There's one further consideration to take into account which I've also not dealt with here - multiple tweets by the same person. As an example, Peter Chalinar (@TaleahPrince) tweeted nearly 200 times yesterday about the debate (mostly retweets of others) - mostly strongly in favour of Farage, whilst Lib Dem MEP Rebecca Taylor notched up nearly 150 tweets. While neither of them turned up in my sample of 198, there were several people whose tweets appeared twice. De-duplicating authors is another step in social media analysis which might want to be taken, depending on the objectives.

* Of course it could be argued that anyone tuning into an hour-long programme on a political issue that isn't even considered to be in the top 10 issues facing Britain today according to the Ipsos MORI issues index would be likely to be a bit of a politics nut anyhow. 

So what about the results?

What about them? Hopefully I've demonstrated that without some careful methodological thought, the results are pretty meaningless, and my own system was not thought through in detail - I simply wanted to point out some issues. For the record, the Blurrt worm seems to have done reasonably well at picking up sentiment expressed towards particular issues as the debate went on, and called it overall in favour of Farage, mirroring the snap Yougov poll taken immediately after the debate. My own results were rather different:

Topline figures
Clegg 44%
Farage 33%
Neither 23%

Ignoring the "neithers", this boils down to
Clegg 58%
Farage 42%

What about if we exclude politicians and activists from our sample? This reduces the sample of opinionated views from unpolarised people down to a rather meagre 94 (less than half of our original sample size)
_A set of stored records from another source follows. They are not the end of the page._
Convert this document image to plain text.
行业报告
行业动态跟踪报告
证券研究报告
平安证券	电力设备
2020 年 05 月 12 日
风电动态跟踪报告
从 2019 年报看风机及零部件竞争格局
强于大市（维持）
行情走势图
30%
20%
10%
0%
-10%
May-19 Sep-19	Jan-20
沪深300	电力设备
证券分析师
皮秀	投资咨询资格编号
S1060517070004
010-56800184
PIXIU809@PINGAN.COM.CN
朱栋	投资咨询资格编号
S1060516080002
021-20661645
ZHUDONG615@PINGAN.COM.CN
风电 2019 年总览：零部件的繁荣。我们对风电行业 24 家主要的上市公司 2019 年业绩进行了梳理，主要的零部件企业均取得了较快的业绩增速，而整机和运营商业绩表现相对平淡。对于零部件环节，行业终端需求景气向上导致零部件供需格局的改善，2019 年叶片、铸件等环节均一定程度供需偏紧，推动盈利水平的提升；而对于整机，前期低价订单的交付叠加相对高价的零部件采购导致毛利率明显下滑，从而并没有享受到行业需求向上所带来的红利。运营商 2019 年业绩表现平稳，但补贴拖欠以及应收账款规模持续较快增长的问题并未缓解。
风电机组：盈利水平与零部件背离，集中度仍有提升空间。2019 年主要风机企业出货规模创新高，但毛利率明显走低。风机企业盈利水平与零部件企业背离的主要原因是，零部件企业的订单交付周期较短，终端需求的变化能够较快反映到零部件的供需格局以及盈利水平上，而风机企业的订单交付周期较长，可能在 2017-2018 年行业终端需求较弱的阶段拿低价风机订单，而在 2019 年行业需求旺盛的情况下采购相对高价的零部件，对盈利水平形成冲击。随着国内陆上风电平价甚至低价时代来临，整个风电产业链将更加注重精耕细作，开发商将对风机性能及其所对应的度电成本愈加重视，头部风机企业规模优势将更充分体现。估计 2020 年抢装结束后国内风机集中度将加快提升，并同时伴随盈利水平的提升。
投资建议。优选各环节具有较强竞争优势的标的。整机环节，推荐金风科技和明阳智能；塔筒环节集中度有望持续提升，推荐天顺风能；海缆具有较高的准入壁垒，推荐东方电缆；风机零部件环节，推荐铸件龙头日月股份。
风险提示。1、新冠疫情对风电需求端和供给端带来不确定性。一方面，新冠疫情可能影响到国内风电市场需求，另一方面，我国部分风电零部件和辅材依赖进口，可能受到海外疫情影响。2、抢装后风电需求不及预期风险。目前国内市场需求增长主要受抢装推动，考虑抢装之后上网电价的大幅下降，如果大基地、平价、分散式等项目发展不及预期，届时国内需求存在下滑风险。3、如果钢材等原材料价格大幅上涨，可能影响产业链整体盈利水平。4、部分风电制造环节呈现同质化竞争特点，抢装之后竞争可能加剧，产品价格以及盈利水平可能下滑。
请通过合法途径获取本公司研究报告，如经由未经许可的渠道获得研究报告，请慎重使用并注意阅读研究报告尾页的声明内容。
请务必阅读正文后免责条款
As it turns out, and somewhat to my surprise, there was actually very little effect, with the results now amended to

Clegg 55%
Farage 42%

Perhaps implying that the cyberwhipping on both sides was equally effective.

How do I explain the discrepancy between my own results and the worm (and indeed the poll)? It's hard to say. There were a few hashtag "hijacks" - people talking about issues which came up in the debate which were not directly related to the EU; notable examples included Scottish independence and gay marriage, where there were several tweets critical of Farage - by my own rules I coded these as "wins" for Clegg but perhaps these could have been excluded from the sample or coded as "neither". There were several tweets reporting the Yougov poll result which I categorised as neutral as they were merely reporting the mainstream media outlet - I could have coded these as being for Farage, which would have boosted his score a few points. Other than that, there are so many variables that I find it difficult to pinpoint.
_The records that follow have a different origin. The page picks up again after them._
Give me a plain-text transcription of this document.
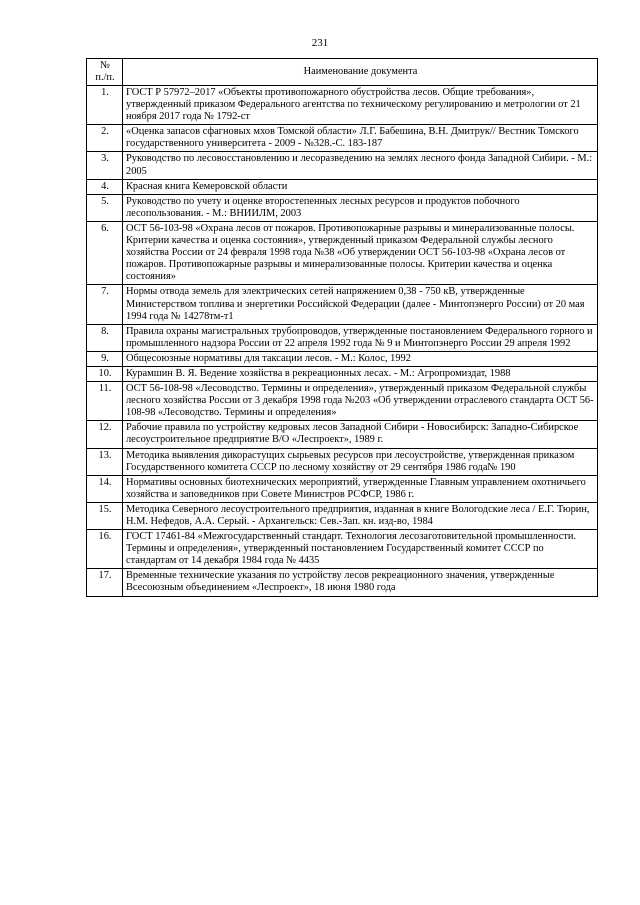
231
№
п./п.	Наименование документа
1.	ГОСТ Р 57972–2017 «Объекты противопожарного обустройства лесов. Общие требования», утвержденный приказом Федерального агентства по техническому регулированию и метрологии от 21 ноября 2017 года № 1792-ст
2.	«Оценка запасов сфагновых мхов Томской области» Л.Г. Бабешина, В.Н. Дмитрук// Вестник Томского государственного университета - 2009 - №328.-С. 183-187
3.	Руководство по лесовосстановлению и лесоразведению на землях лесного фонда Западной Сибири. - М.: 2005
4.	Красная книга Кемеровской области
5.	Руководство по учету и оценке второстепенных лесных ресурсов и продуктов побочного лесопользования. - М.: ВНИИЛМ, 2003
6.	ОСТ 56-103-98 «Охрана лесов от пожаров. Противопожарные разрывы и минерализованные полосы. Критерии качества и оценка состояния», утвержденный приказом Федеральной службы лесного хозяйства России от 24 февраля 1998 года №38 «Об утверждении ОСТ 56-103-98 «Охрана лесов от пожаров. Противопожарные разрывы и минерализованные полосы. Критерии качества и оценка состояния»
7.	Нормы отвода земель для электрических сетей напряжением 0,38 - 750 кВ, утвержденные Министерством топлива и энергетики Российской Федерации (далее - Минтопэнерго России) от 20 мая 1994 года № 14278тм-т1
8.	Правила охраны магистральных трубопроводов, утвержденные постановлением Федерального горного и промышленного надзора России от 22 апреля 1992 года № 9 и Минтопэнерго России 29 апреля 1992
9.	Общесоюзные нормативы для таксации лесов. - М.: Колос, 1992
10.	Курамшин В. Я. Ведение хозяйства в рекреационных лесах. - М.: Агропромиздат, 1988
11.	ОСТ 56-108-98 «Лесоводство. Термины и определения», утвержденный приказом Федеральной службы лесного хозяйства России от 3 декабря 1998 года №203 «Об утверждении отраслевого стандарта ОСТ 56-108-98 «Лесоводство. Термины и определения»
12.	Рабочие правила по устройству кедровых лесов Западной Сибири - Новосибирск: Западно-Сибирское лесоустроительное предприятие В/О «Леспроект», 1989 г.
13.	Методика выявления дикорастущих сырьевых ресурсов при лесоустройстве, утвержденная приказом Государственного комитета СССР по лесному хозяйству от 29 сентября 1986 года№ 190
14.	Нормативы основных биотехнических мероприятий, утвержденные Главным управлением охотничьего хозяйства и заповедников при Совете Министров РСФСР, 1986 г.
15.	Методика Северного лесоустроительного предприятия, изданная в книге Вологодские леса / Е.Г. Тюрин, Н.М. Нефедов, А.А. Серый. - Архангельск: Сев.-Зап. кн. изд-во, 1984
16.	ГОСТ 17461-84 «Межгосударственный стандарт. Технология лесозаготовительной промышленности. Термины и определения», утвержденный постановлением Государственный комитет СССР по стандартам от 14 декабря 1984 года № 4435
17.	Временные технические указания по устройству лесов рекреационного значения, утвержденные Всесоюзным объединением «Леспроект», 18 июня 1980 года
Perhaps Sky's primitive method was best?

Sky News opted for a simple approach - they posted a couple of tweets, one in favour of Farage, one for Clegg, and asked for retweets to endorse. This direct approach - closer to a traditional market research technique - might work better in such circumstances, and indeed this was in line with the poll (and the worm):

Where does this leave political social media analysis?
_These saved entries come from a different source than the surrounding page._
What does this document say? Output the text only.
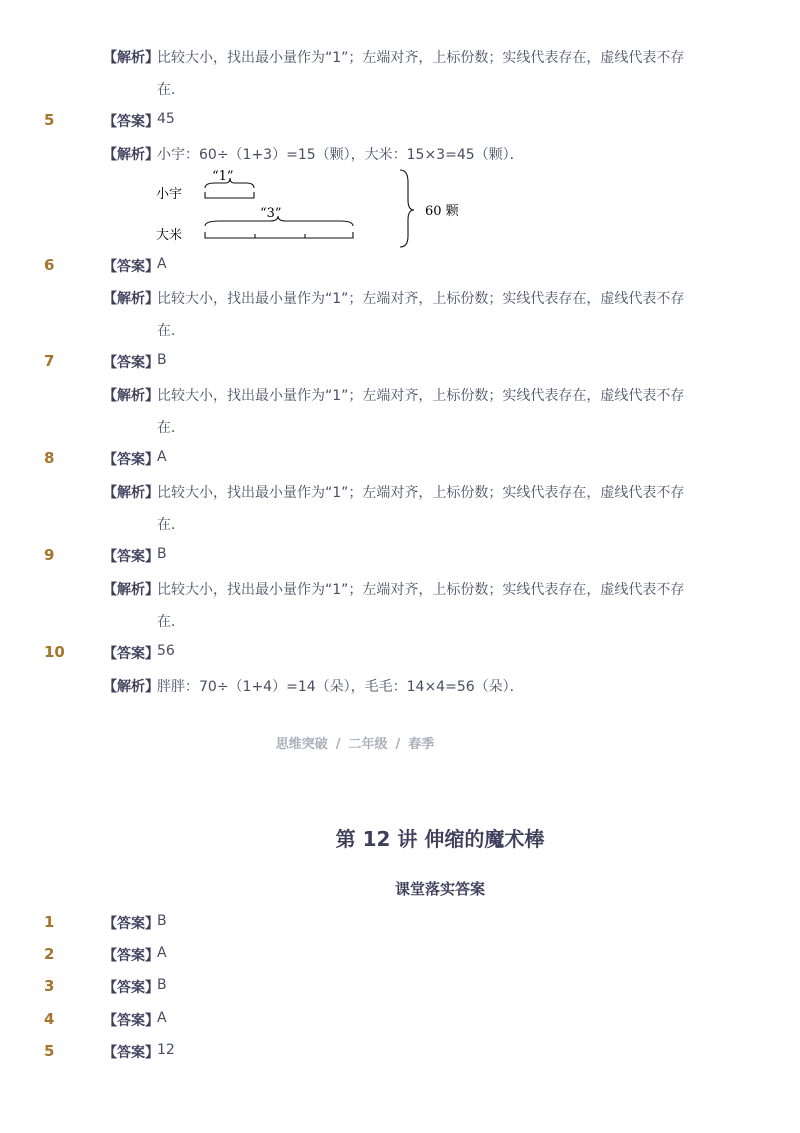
【解析】
比较大小，找出最小量作为“1”；左端对齐，上标份数；实线代表存在，虚线代表不存
在．
5	【答案】
45
【解析】
小宇：60÷（1+3）=15（颗），大米：15×3=45（颗）．
小宇
大米
“1”
“3”	60 颗
6	【答案】
A
【解析】
比较大小，找出最小量作为“1”；左端对齐，上标份数；实线代表存在，虚线代表不存
在．
7	【答案】
B
【解析】
比较大小，找出最小量作为“1”；左端对齐，上标份数；实线代表存在，虚线代表不存
在．
8	【答案】
A
【解析】
比较大小，找出最小量作为“1”；左端对齐，上标份数；实线代表存在，虚线代表不存
在．
9	【答案】
B
【解析】
比较大小，找出最小量作为“1”；左端对齐，上标份数；实线代表存在，虚线代表不存
在．
10	【答案】
56
【解析】
胖胖：70÷（1+4）=14（朵），毛毛：14×4=56（朵）．
思维突破 / 二年级 / 春季
第 12 讲 伸缩的魔术棒
课堂落实答案
1	【答案】
B
2	【答案】
A
3	【答案】
B
4	【答案】
A
5	【答案】
12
Overall, then, I believe there are multiple issues with political social media samples, although with appropriately thoughtful handling I do think these issues can be overcome. There is certainly a place for fast-turnaround or real-time analysis which presents significant challenges, although once again these are not insurmountable. Watch out for the next debate on the BBC, for which no doubt there will be more furious analysis and debate.